Tabii ki önümdeki kişi, geleceğin Alfa'sı ve okulun çapkını Kyle Greyson'du.

Yanlış anlamayın, o iyi görünümlü bir çocuk; siyah saçları, sanki defalarca parmaklarını içinden geçirmiş gibi dağınık bir şekilde geriye taranmıştı. Okyanus mavisi badem şeklindeki gözlerinde tamamen kaybolabilirdim. Keskin çene hattı, öyle yalanabilir görünüyor ki, kalp şeklindeki dolgun dudaklarını saymıyorum bile; eminim dudakları yumuşak ve öpülesidir.

'BEKLE! NEDEN BÖYLE DÜŞÜNÜYORUM? O OKULUN ÇAPKINI; BENİM NEYİM VAR?' diye kendi kendime düşündüm.

"Beni süzmen bitti mi tatlım?" diye sordu Kyle, muhteşem yüzünde bir sırıtışla düşüncelerimden beni çekip çıkararak. TANRIM! BENİM NEYİM VAR?'

"Seni süzmüyordum, seni aptal. Sadece dersime gitmeme engel olduğun için kıçını tekmeleyip tekmelememem gerektiğini düşünüyordum!" dedim sinirlenerek. Yemin ederim, Alfa'nın oğlu olup olmaması umurumda değil, eğer sınıfa geç kalmama neden olup beni belaya sokarsa kıçını tekmelerim.

Sanırım Kyle'ın bana verdiği sinirli bakışa göre, cevabımı pek beğenmedi. "BANA SAYGISIZLIK ETME ALEXIANA. BEN SENİN ALFA'NIYIM!" diye bağırdı Alfa tonuyla, yumruklarını sıkıp gevşetirken. Gözleri yavaşça siyah renge dönüp tekrar okyanus mavisine döndü. Sanırım saygısızlığımdan dolayı kurtunu sakinleştirmeye çalışıyor.

Sonra ikinci zil çaldı, bu da eğer belirlenen sınıfınızda ve yerinizde değilseniz, derse geç kaldığınız anlamına gelir.

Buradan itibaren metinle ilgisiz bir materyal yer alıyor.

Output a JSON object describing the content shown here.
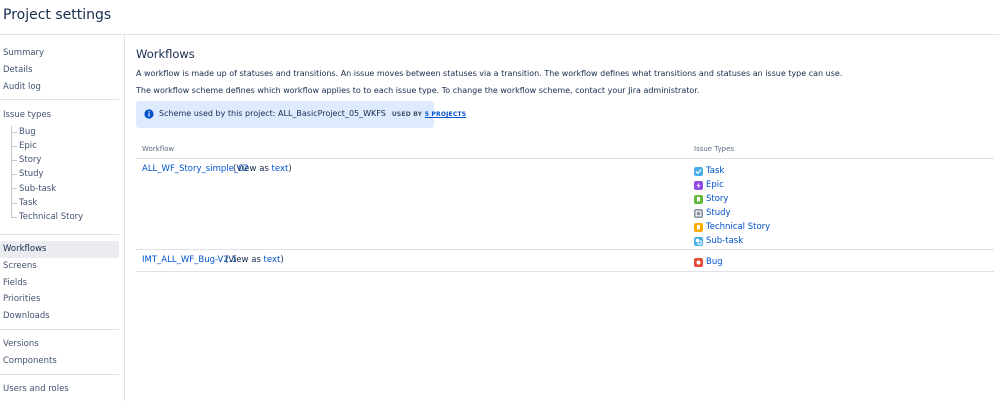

"Harika, şimdi senin yüzünden derse geç kaldım, lanet olası iğrenç pislik! Ayrıca, henüz bir Alfa değilsin!" dedim, sınıfa gitmek için etrafından dolanırken. Uzaklardan yüksek bir homurtu duydum, oh olsun, umurumda değil. Büyük kötü çapkın kurtla uğraşmaktan daha önemli işlerim var.

Kyle ile yaşadığım küçük olaydan sonra, ikinci ders tarih dersime beş dakika geç kaldım ve söylemeliyim ki, tarih ve son dersim çok uzuyor.

Sonraki iki ders iyiydi, ta ki dördüncü dersin bittiğini belirten zil çalana kadar. Hızla eşyalarımı topladım ve matematik dersinden hızlıca çıktım; matematiği tutkuyla nefret ediyorum.

Sonunda öğle yemeği zamanı geldi ve kafeteryaya giderken en iyi arkadaşlarım Brianna ve Brandon'ı gördüm; ikisi de eş. Onları beş yaşından beri tanıyorum ve onlar altı yaşındaydı; kardeşim Carson da o zamanlar altı yaşındaydı. Carson benden bir yaş büyük ve yarın onun doğum günü.

Hepimiz son sınıftayız.

Brianna ve Brandon, on sekizinci doğum günlerinden sonra eş olduklarını öğrendiler ve o günden beri ayrılmaz oldular; gerçekten sevimli bir çiftler. Bazen biraz sinir bozucu olabilirler, ama onlara bunu söylediğimi söylemeyin.

Brianna'nın elinin yüzümde sallanmasıyla düşüncelerimden sıyrıldım. "MERHABA! Dünyaya dön Alex!"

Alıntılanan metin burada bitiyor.